Under Section 6039(a) of the Internal Revenue Code of 1986, as amended (the "Code"), every corporation that in 2005 issued stock upon the exercise of an incentive stock option (meaning a stock option that qualifies for the favorable tax treatment available under Section 421 of the Code) must furnish to the employee exercising the option, on or before January 31, 2006, a written statement containing certain specified information. In July 2001, the Internal Revenue Service (the "IRS") confirmed in an Information Letter that corporations were not required to comply with the written statement requirement of Section 6039(a)(1) of the Code upon an employee’s exercise of an incentive stock option, until the IRS issued final regulations. In August 2004, the IRS issued final regulations. The final regulations, which took exclusive effect on January 1, 2006, confirm the written statement requirement contained in Sections 6039(a)(1) and 6039(a)(2) of the Code.

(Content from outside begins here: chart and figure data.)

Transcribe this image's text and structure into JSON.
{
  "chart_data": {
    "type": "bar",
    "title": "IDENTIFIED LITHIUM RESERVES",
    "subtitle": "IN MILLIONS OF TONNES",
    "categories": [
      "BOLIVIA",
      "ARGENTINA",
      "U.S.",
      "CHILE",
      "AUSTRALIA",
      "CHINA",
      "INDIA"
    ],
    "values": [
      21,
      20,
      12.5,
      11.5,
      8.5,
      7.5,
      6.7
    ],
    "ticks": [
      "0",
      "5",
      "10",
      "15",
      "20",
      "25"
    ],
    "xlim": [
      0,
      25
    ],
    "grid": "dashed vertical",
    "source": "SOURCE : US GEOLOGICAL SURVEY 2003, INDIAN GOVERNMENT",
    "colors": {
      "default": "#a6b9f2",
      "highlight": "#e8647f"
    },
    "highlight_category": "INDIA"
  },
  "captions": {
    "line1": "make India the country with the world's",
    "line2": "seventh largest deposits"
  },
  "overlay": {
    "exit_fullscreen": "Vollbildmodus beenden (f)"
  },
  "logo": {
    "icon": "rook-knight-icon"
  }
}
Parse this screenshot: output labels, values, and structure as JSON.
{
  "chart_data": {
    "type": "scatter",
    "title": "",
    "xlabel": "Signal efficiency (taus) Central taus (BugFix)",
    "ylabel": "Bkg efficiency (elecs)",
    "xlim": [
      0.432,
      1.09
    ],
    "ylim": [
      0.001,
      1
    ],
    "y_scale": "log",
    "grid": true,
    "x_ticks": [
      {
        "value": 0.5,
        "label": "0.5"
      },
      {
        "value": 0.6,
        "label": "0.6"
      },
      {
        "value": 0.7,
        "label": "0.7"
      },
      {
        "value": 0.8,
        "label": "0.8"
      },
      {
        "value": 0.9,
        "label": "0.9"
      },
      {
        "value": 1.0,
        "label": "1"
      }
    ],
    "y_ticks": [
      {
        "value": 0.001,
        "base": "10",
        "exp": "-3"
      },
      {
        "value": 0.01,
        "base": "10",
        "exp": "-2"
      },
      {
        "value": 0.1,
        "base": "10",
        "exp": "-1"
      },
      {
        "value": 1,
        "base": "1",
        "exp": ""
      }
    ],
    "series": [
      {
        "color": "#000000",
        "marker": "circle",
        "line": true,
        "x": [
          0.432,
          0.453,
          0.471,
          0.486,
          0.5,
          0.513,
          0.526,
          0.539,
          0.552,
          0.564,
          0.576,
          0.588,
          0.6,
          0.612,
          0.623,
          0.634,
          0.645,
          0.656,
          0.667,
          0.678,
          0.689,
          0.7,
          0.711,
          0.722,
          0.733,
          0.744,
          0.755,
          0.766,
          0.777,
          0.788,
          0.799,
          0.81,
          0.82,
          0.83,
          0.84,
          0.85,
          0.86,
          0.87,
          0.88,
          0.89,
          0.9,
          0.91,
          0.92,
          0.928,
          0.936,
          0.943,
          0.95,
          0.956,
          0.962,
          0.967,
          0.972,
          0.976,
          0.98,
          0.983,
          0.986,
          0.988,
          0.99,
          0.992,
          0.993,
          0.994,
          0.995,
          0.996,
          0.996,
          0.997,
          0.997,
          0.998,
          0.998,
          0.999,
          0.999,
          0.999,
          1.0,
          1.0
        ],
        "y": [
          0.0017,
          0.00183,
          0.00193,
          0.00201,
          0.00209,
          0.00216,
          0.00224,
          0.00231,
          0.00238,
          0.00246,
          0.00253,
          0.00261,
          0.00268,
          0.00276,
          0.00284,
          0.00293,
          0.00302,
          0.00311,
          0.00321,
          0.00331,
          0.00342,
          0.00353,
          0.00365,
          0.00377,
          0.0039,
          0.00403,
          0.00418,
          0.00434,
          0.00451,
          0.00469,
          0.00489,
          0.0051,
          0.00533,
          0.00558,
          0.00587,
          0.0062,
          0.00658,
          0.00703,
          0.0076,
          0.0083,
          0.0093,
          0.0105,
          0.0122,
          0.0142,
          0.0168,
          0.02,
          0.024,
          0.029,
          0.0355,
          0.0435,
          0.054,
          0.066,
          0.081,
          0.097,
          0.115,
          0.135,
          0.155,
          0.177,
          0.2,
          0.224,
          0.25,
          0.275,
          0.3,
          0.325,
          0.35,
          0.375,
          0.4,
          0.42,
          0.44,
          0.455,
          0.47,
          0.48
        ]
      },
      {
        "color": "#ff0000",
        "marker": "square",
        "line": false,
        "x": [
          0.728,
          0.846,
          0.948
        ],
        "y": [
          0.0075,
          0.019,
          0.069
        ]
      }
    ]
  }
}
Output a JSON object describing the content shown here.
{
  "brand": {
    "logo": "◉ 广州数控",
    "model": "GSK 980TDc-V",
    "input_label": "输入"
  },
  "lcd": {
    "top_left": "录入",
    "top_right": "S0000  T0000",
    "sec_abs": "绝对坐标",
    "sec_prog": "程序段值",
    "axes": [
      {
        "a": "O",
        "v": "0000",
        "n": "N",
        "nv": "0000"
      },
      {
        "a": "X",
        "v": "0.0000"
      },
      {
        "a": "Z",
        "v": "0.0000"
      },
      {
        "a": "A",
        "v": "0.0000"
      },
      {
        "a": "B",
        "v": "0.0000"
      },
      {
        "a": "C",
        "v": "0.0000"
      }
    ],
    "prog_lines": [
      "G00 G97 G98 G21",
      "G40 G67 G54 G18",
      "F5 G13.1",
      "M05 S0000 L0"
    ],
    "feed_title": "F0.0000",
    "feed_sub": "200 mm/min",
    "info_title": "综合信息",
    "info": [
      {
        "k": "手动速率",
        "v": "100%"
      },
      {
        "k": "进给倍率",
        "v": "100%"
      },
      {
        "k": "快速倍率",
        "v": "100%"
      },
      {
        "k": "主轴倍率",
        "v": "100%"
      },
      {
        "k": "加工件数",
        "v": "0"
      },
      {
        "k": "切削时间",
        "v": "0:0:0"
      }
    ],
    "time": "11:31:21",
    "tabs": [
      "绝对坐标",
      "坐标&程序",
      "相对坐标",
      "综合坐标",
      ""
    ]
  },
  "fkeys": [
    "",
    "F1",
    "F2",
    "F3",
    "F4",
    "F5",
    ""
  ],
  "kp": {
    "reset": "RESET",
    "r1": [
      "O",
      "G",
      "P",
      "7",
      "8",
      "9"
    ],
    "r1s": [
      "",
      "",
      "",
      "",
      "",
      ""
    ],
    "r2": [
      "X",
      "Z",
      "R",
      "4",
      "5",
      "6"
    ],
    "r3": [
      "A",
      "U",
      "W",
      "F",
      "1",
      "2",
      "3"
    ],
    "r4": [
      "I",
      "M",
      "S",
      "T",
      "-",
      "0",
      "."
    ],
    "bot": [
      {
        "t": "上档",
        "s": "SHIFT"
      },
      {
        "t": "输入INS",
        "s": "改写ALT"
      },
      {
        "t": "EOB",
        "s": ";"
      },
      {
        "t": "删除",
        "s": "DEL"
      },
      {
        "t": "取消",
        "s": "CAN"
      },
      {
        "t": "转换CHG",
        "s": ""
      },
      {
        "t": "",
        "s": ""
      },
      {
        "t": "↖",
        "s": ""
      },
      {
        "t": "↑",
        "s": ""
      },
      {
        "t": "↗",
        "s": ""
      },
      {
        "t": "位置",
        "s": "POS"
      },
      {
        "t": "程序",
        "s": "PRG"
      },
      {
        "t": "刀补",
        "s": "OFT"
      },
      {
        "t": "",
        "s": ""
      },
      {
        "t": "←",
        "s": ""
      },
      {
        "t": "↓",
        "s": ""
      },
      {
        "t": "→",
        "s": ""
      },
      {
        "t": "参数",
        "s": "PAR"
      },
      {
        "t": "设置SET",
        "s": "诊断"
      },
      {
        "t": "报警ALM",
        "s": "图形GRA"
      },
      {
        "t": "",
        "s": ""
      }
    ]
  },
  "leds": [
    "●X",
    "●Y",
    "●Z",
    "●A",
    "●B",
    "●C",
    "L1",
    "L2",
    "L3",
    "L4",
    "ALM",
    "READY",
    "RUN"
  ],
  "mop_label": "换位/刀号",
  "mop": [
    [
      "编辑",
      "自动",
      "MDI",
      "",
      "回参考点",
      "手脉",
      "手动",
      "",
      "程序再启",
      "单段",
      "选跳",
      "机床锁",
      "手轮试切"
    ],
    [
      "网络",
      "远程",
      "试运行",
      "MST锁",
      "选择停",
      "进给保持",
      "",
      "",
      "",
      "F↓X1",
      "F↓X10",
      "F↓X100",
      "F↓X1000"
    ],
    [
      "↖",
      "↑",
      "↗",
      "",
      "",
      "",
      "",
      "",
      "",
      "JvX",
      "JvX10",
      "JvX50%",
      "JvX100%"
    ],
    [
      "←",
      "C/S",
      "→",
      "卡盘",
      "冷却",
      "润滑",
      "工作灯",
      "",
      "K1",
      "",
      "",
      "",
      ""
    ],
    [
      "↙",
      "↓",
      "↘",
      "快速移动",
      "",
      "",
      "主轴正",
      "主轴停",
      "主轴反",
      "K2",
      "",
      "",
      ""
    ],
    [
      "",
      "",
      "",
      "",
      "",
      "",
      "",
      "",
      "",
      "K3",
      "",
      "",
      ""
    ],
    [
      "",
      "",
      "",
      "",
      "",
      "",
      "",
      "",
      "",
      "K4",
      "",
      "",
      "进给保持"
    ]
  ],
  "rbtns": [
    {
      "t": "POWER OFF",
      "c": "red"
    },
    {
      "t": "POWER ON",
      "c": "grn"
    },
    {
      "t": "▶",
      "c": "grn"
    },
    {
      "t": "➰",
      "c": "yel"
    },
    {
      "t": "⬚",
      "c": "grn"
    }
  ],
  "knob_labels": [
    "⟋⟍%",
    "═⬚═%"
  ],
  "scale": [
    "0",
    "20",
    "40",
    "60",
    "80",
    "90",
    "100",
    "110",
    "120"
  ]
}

Similarly, every corporation that in 2005 records (or has recorded by its transfer agent) the initial transfer of stock acquired under an employee stock purchase plan (meaning a plan that is established under Section 423 of the Code) must furnish to the employee transferring the stock, on or before January 31, 2006, a written statement containing certain specified information.

These information statements must be delivered in person or mailed to the recipient’s last known address but are not filed with the IRS. Currently, these information statements may be delivered electronically if the recipient consents to such a means of delivery. In order to satisfy the requirement relating to employee stock purchase plans, the Code also requires that a corporation transferring stock under an employee stock purchase plan identify the stock in a manner sufficient to enable it to carry out its reporting obligation (e.g., by use of special serial numbers or codes, which in practice are typically determined by the transfer agent).

In general, a penalty of $50 is imposed for each statement not timely furnished or containing incomplete or incorrect information, up to a maximum of $100,000 per calendar year.

Most stock administration software can generate these information statements. For your convenience, however, the following forms, when completed and delivered on or before January 31, 2006, will satisfy the foregoing reporting obligation:

ISO information statement(MS Word)

ESPP information statement(MS Word)

These reporting obligations are in addition to any reporting obligations that arise upon the disqualifying disposition of stock acquired under either an incentive stock option or an employee stock purchase plan. In particular, the IRS generally requires that the income of an employee from a disqualifying disposition be reported as "other compensation" on Form W-2 in order for the corporation to take a federal income tax deduction for the amount of income recognized by the employee upon a disqualifying disposition as well as to satisfy the corporation’s reporting obligations.

As an aside, amounts includible in income as a result of the exercise of a nonstatutory stock option (meaning a stock option that is not an incentive stock option for purposes of Section 422 of the Code) should be reported on a Form W-2 in the case of employees or Form 1099 in the case of non-employees, along with appropriate withholding. For Forms W-2 issued for the 2005 tax year, it is mandatory to report this income in Box 12 using code "V."

The content of this article is intended to provide a general guide to the subject matter. Specialist advice should be sought about your specific circumstances.